Ranch è un disco eterogeneo e te ne accorgi pensando che alcuni pezzi sono da sentire in cuffia, altri live, alcuni in macchina. Beatcoin è perfetto per uno speaker bluetooth nello zaino, in seconda istanza su di una cabriolet sparata verso San Francisco. Bam bam. Sta comoda davanti allo specchio, oppure a provare i kickflip con lo skate. John-Fashion-Week.

Traccia 10, Il Figlio del Prete. Il protagonista sembra uscito dalla Sin City di Frank Miller e ha, ancora una volta, grande carica. Anche qui dura poco, forse anzi dovrebbe durare così per assecondare gli standard, di certo non è importante, che poi è un po’ la chiave del progetto.

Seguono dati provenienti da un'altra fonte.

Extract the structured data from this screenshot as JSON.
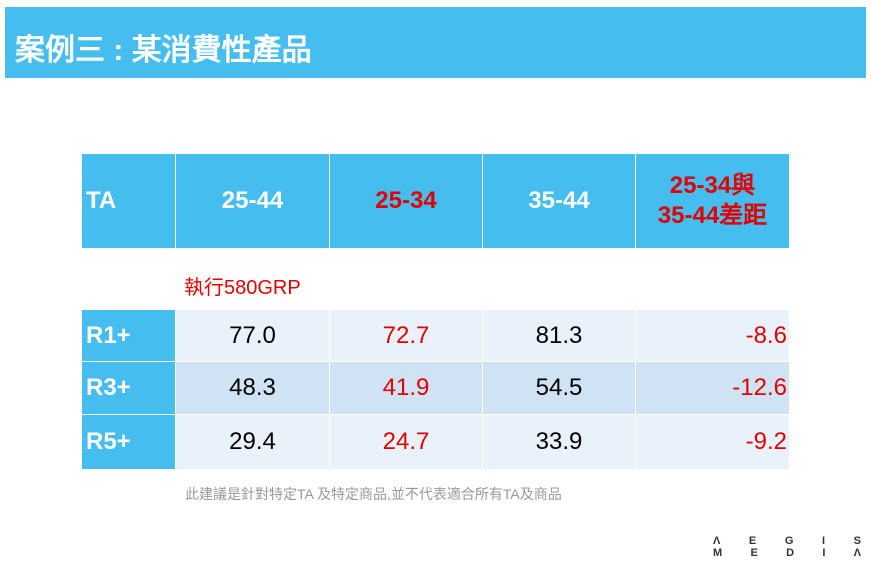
{
  "header": {
    "title": "案例三 : 某消費性產品"
  },
  "table": {
    "columns": [
      "TA",
      "25-44",
      "25-34",
      "35-44",
      [
        "25-34與",
        "35-44差距"
      ]
    ],
    "note": "執行580GRP",
    "rows": [
      [
        "R1+",
        "77.0",
        "72.7",
        "81.3",
        "-8.6"
      ],
      [
        "R3+",
        "48.3",
        "41.9",
        "54.5",
        "-12.6"
      ],
      [
        "R5+",
        "29.4",
        "24.7",
        "33.9",
        "-9.2"
      ]
    ]
  },
  "footnote": "此建議是針對特定TA 及特定商品,並不代表適合所有TA及商品",
  "logo": [
    [
      "Λ",
      "E",
      "G",
      "I",
      "S"
    ],
    [
      "M",
      "E",
      "D",
      "I",
      "Λ"
    ]
  ]
}
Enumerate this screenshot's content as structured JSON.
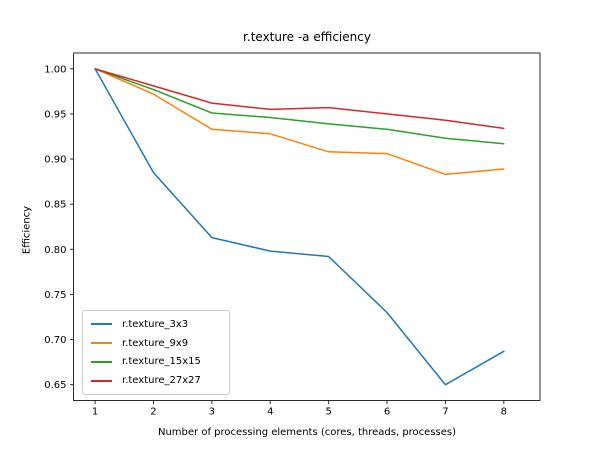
{
  "chart_data": {
    "type": "line",
    "title": "r.texture -a efficiency",
    "xlabel": "Number of processing elements (cores, threads, processes)",
    "ylabel": "Efficiency",
    "x": [
      1,
      2,
      3,
      4,
      5,
      6,
      7,
      8
    ],
    "xticks": [
      "1",
      "2",
      "3",
      "4",
      "5",
      "6",
      "7",
      "8"
    ],
    "yticks": [
      "0.65",
      "0.70",
      "0.75",
      "0.80",
      "0.85",
      "0.90",
      "0.95",
      "1.00"
    ],
    "xlim": [
      0.63,
      8.62
    ],
    "ylim": [
      0.6325,
      1.0175
    ],
    "grid": false,
    "legend_position": "lower left",
    "axis_color": "#2b2b2b",
    "series": [
      {
        "name": "r.texture_3x3",
        "color": "#1f77b4",
        "values": [
          1.0,
          0.885,
          0.813,
          0.798,
          0.792,
          0.73,
          0.65,
          0.687
        ]
      },
      {
        "name": "r.texture_9x9",
        "color": "#ff7f0e",
        "values": [
          1.0,
          0.972,
          0.933,
          0.928,
          0.908,
          0.906,
          0.883,
          0.889
        ]
      },
      {
        "name": "r.texture_15x15",
        "color": "#2ca02c",
        "values": [
          1.0,
          0.977,
          0.951,
          0.946,
          0.939,
          0.933,
          0.923,
          0.917
        ]
      },
      {
        "name": "r.texture_27x27",
        "color": "#d62728",
        "values": [
          1.0,
          0.981,
          0.962,
          0.955,
          0.957,
          0.95,
          0.943,
          0.934
        ]
      }
    ]
  }
}
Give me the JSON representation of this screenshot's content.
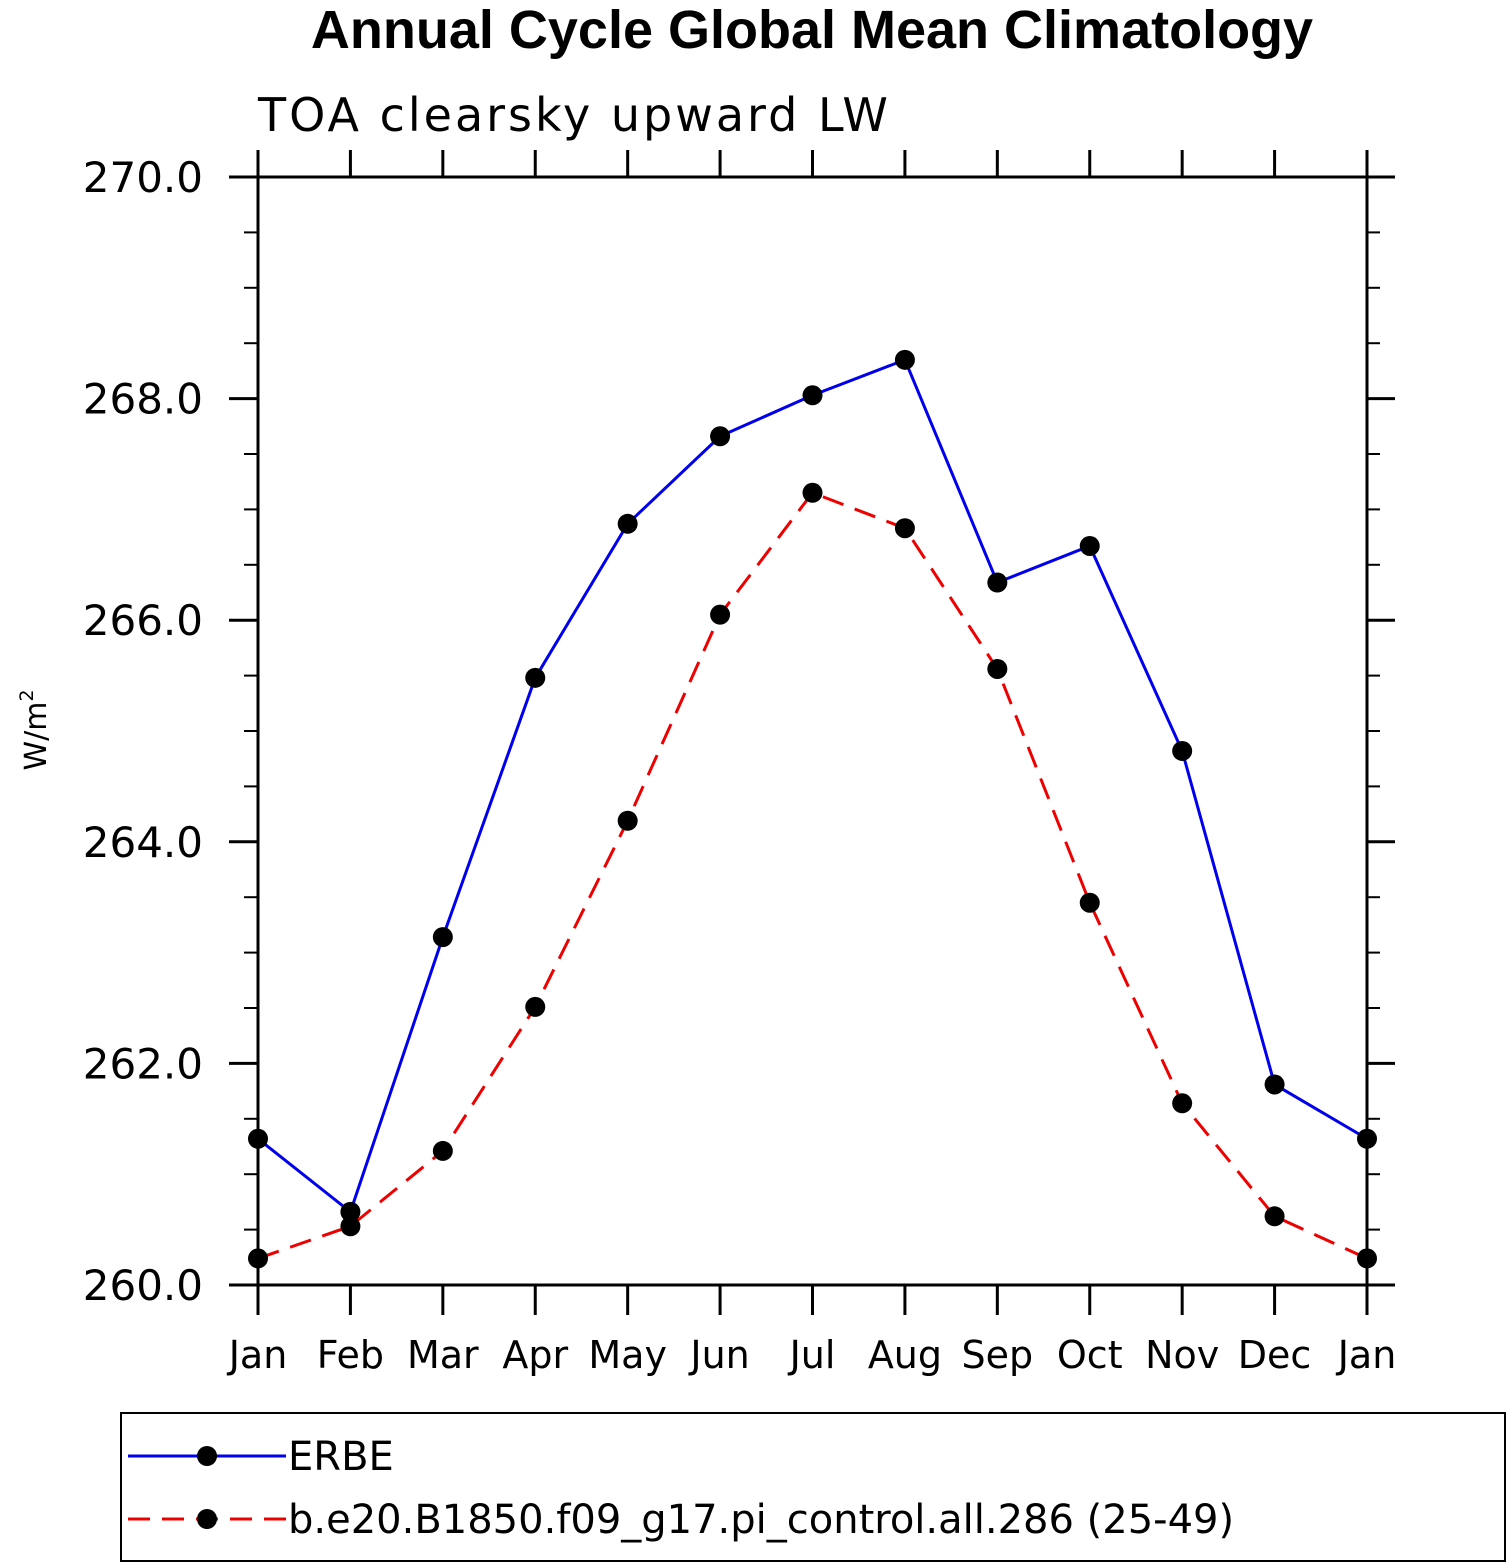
{
  "chart_data": {
    "type": "line",
    "title": "Annual Cycle Global Mean Climatology",
    "subtitle": "TOA clearsky upward LW",
    "ylabel_base": "W/m",
    "ylabel_sup": "2",
    "xlabel": "",
    "categories": [
      "Jan",
      "Feb",
      "Mar",
      "Apr",
      "May",
      "Jun",
      "Jul",
      "Aug",
      "Sep",
      "Oct",
      "Nov",
      "Dec",
      "Jan"
    ],
    "ylim": [
      260.0,
      270.0
    ],
    "yticks": [
      "260.0",
      "262.0",
      "264.0",
      "266.0",
      "268.0",
      "270.0"
    ],
    "series": [
      {
        "name": "ERBE",
        "color": "#0000ee",
        "dash": "solid",
        "values": [
          261.32,
          260.66,
          263.14,
          265.48,
          266.87,
          267.66,
          268.03,
          268.35,
          266.34,
          266.67,
          264.82,
          261.81,
          261.32
        ]
      },
      {
        "name": "b.e20.B1850.f09_g17.pi_control.all.286 (25-49)",
        "color": "#ee0000",
        "dash": "dashed",
        "values": [
          260.24,
          260.53,
          261.21,
          262.51,
          264.19,
          266.05,
          267.15,
          266.83,
          265.56,
          263.45,
          261.64,
          260.62,
          260.24
        ]
      }
    ],
    "legend_position": "bottom"
  }
}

Salmo, foto Bogdan “Chilldays” Plakov

Numeri Primi sembra un interludio, un lungo skit scritto in una stanza lontana dagli orari e lontano dalla lucidità. Fuori Controllo, che idea meravigliosa questa roba. Salmo ha veramente stampato la cassa dritta, la Tekno, in un disco così. È molto divertente.


È qui la differenza tra l’artista e il cantante? Magari no, ma qui affiora. Grande idea. Incapace forse è un titolo dedicato a sé stesso che la chitarra non sa suonarla granché bene. Registrata cruda e sporca, ha il grande pregio che un diciassettenne la sente e pensa che sì, fare la musica non significa fare soldi ma esprimersi. Non significa avere strumenti, attrezzature e persone che puliscono i suoni, li tagliano e li sistemano. Sì, in questo pezzo c’è del lavoro, ma l’importante è che mandandolo in play Maurizio si materializza in camera tua, seduto affianco a te sul bus, in un angolo del salotto: ha la chitarra in mano, una canna in bocca e canticchia per passare il tempo.

A Conta su di me forse manca qualcosa, o almeno così sembra. Resta dov’è, difficile ricordarla. C’è poi Mauri, un preludio alla fine molto riuscito e poi l’ultima traccia, Titoli di Coda, divisa in due. I ringraziamenti prima e la ghost track poi in cui risentiamo Mr. Thunder, sepolto negli ultimi minuti di Hellvisback di cui Ranch, fino alla fine, sembra la maestosa seconda parte. Dito di Cattelan: all’industria, ai colleghi e a sé stesso. Sipario, applausi.